The new container terminal, 40 hectares in size, was completed at a price tag of N$4,2 billion by China Harbour Engineering Company in a construction project spanning with a few months just over five years.
Capital for this project was partly funded by Namport from its own resource and from funding by the African Development Bank.
The container handling capacity of the port can now double to 750 000 tons per annum, as the terminal is equipped with four ship-to-shore cranes and an additional 600 metres of quay space added to the port of Walvis Bay.
In his keynote address at the opening President Geingob said Namibia is now well on its way to become an international logistics hub. The port of Walvis Bay’s increased cargo handling capacity and efficiency, coupled with various transport corridors linking Walvis Bay with major trade centres in all of her five neighbouring countries and the Democratic Republic of Congo is a competitive combination.
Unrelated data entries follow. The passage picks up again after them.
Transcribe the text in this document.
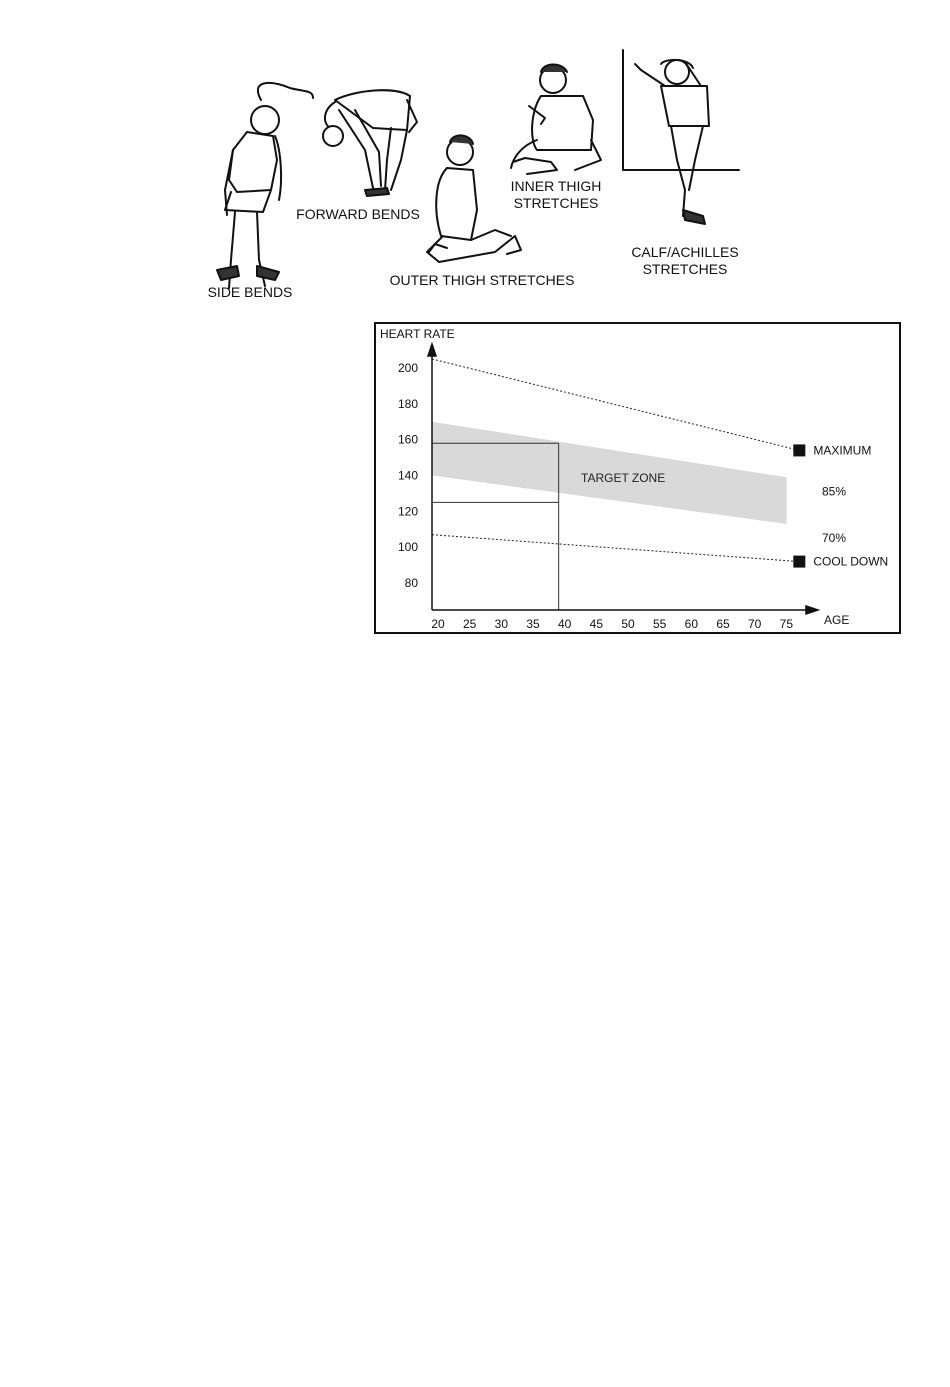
SIDE BENDS
FORWARD BENDS
OUTER THIGH STRETCHES
INNER THIGH
STRETCHES
CALF/ACHILLES
STRETCHES
200
180
160
140
120
100
80
20 25 30 35 40 45 50 55 60 65 70 75
MAXIMUM
85%
70%
COOL DOWN
HEART RATE
AGE
TARGET ZONE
Especially to the landlocked neighbours like Botswana, Zimbabwe and Zambia which needs access to ports in order to trade with over-seas markets.
The completion of the project which used land-reclamation as a major segment now places Namibia in the ranks of countries like Dubai, the Netherlands, Australia and Brazil which utilises land reclamation on a massive scale, added President Geingob.
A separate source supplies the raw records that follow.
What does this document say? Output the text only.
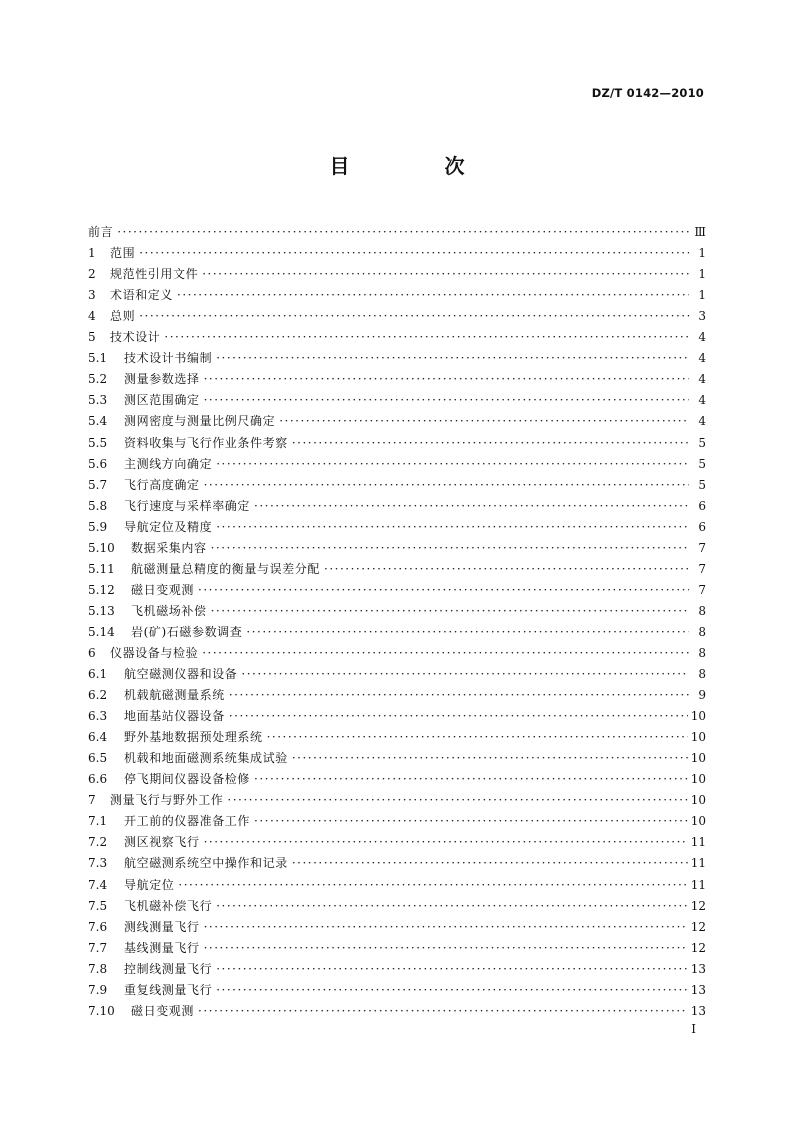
DZ/T 0142—2010
目 次
前言 ·····	Ⅲ
1	范围 ·····	1
2	规范性引用文件 ·····	1
3	术语和定义 ·····	1
4	总则 ·····	3
5	技术设计 ·····	4
5.1	技术设计书编制 ·····	4
5.2	测量参数选择 ·····	4
5.3	测区范围确定 ·····	4
5.4	测网密度与测量比例尺确定 ·····	4
5.5	资料收集与飞行作业条件考察 ·····	5
5.6	主测线方向确定 ·····	5
5.7	飞行高度确定 ·····	5
5.8	飞行速度与采样率确定 ·····	6
5.9	导航定位及精度 ·····	6
5.10	数据采集内容 ·····	7
5.11	航磁测量总精度的衡量与误差分配 ·····	7
5.12	磁日变观测 ·····	7
5.13	飞机磁场补偿 ·····	8
5.14	岩(矿)石磁参数调查 ·····	8
6	仪器设备与检验 ·····	8
6.1	航空磁测仪器和设备 ·····	8
6.2	机载航磁测量系统 ·····	9
6.3	地面基站仪器设备 ·····	10
6.4	野外基地数据预处理系统 ·····	10
6.5	机载和地面磁测系统集成试验 ·····	10
6.6	停飞期间仪器设备检修 ·····	10
7	测量飞行与野外工作 ·····	10
7.1	开工前的仪器准备工作 ·····	10
7.2	测区视察飞行 ·····	11
7.3	航空磁测系统空中操作和记录 ·····	11
7.4	导航定位 ·····	11
7.5	飞机磁补偿飞行 ·····	12
7.6	测线测量飞行 ·····	12
7.7	基线测量飞行 ·····	12
7.8	控制线测量飞行 ·····	13
7.9	重复线测量飞行 ·····	13
7.10	磁日变观测 ·····	13
I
The container terminal, which starts operations later this month, is a major leap towards reaching the country’s 2030 development goals.
The President expressed his satisfaction with the fact the project also includes a passenger liner berth and a yacht marina. Essential infrastructure to grow tourism. President Geingob urged the various stakeholders to now use this opportunity of the completion of the passenger liner terminal and marina to speed-up the development of the Walvis Bay Waterfront.
The Vice President of CHEC, Li Yi, in his addressed thanked Namibia for the opportunity the Company had for this project and added some 2 000 Namibian jobs were created, training was offered to 800 individuals and local procurement added to the local economy.
The African Development Bank’s Deputy Director General, Josephine Ngure, in her statement said the completion of the terminal will add greatly to making landlocked countries in SADC open to the global blue economy.
The Chinese Ambassador to Namibia, Zhang Yiming, said the completed container terminal is set to work hand in hand with China’s proposed Belt and Road Initiative.
Namport Director, Nangula Hamunyela said the terminal increases Namport’s assets to N$7,6 billion and is certain to strengthen the com-pany’s goal to become a logistics hub for the Southern African Region as a whole.
Before the actual commissioning of the new terminal, Port Engineer Elzevir Gelderbloem confirmed the port would shut down between 17 to 23 August for the migration of all containers and other relevant equipment to the new container terminal. On 24 August the container terminal officially starts operating.